Когда мне было лет 14, я играла в теннис (училась). Поиграла две недели. Потом мне попали мячиком в переносицу и сломали очки. За это время я так сильно сбавила в весе, что меня положили в изолятор и отпаивали молоком.
Массовые танцы устраивали на зелёном лугу. В кругу одновременно танцевали человек 200. Играл баян. До сих пор помню «вальс с переходом», когда каждый тур заканчивался двумя шагами вперёд – каждый участник встречался с новым партнёром и так обходил по кругу всех, пока не встречался с тем, с кем начинал танец. Па были очень простые. Помню восторг от встречи со «своим» партнером и общий вопль «ура!».
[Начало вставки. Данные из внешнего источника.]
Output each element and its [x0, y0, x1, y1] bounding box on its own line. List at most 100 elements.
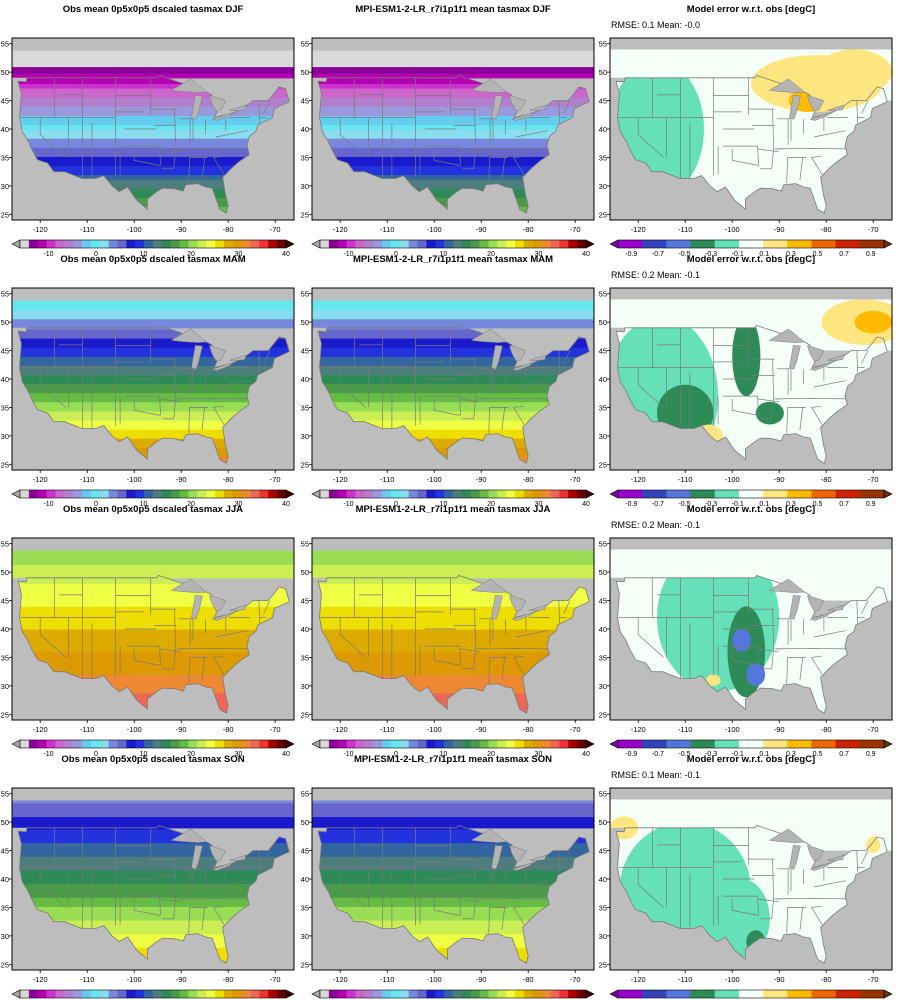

Самое интересное в лагере было – пересменка. Большинство ребят разъезжалось, оставались десятка два с путевками на вторую смену. Мы жили дня три-четыре как хотели, никаких линеек, потом застилали койки во всех корпусах. Собирались в клубе, я бренчала на разбитом пианино «Девушку из маленькой таверны», и мы хором пели песню (моего, разумеется, сочинения):
Шум и крики были на площадке,
Там играли часто в волейбол,
А теперь уехали ребятки
И не видно там уж никого.
Солотча – райский уголок. Сосны, земляника, речка, белые песчаные пляжи. Я мечтала побывать там взрослой. Моя сестра Дея со своим внуком Серёжей как-то отдыхала там на турбазе, а мне не удалось, и теперь уже, конечно, не удастся. Но если моим внукам когда-нибудь случится достать путёвку в дом отдыха или на турбазу в Солотче – вспомните меня. Впрочем, там, как и везде, наверняка лес стал редким, мох вытоптан, речка обмелела, пляжи загрязнились. Надеюсь, что воздух остался прежним – сосновым.
Разбирала с Геной Панфиловым его рассказ.
А вообще весь день сидела дома, хотя была хорошая погода. Погладила бельё, кое-что починила, сделала творог.
Сыграли в шахматы (1,5: 1,5) – Ганя выиграл первую партию, чему очень обрадовался, а я ещё больше.
Читала журналы, в том числе и вслух, слушала по радио передачу «Отцы и дети».
Получила письмо и бандероль от Нелли из Магадана.
Когда началась война, я сдавала экзамены за четвёртый курс ИФЛИ 1 1 Московский институт философии, литературы и истории.
. Война началась 22-го июня, а 23-го я сдавала русскую литературу 19-го века (вторую половину). К четвёртому курсу я наловчилась всё сдавать на «отлично».
В институте было настроение ликвидации. Нам разрешили сдать госэкзамены без пятого курса. Всем нам казалось, что нормальная жизнь никогда не вернётся. Наши мальчики все пошли добровольцами. Мы (компания девочек) получили бланки, где должны были расписаться профессора в приёме госэкзаменов (формальность).
Приехали мы домой к Дмитрию Николаевичу Ушакову (составителю известного толкового словаря). Он сидел в кресле у стола, заваленного бумагами, бледный и небритый. Комната заставлена чемоданами. Мы, перебивая друг друга, объяснили суть дела. Ушаков рассеянно нас выслушал и сказал: «Какие могут быть экзамены? Давайте бумажку, я подпишу».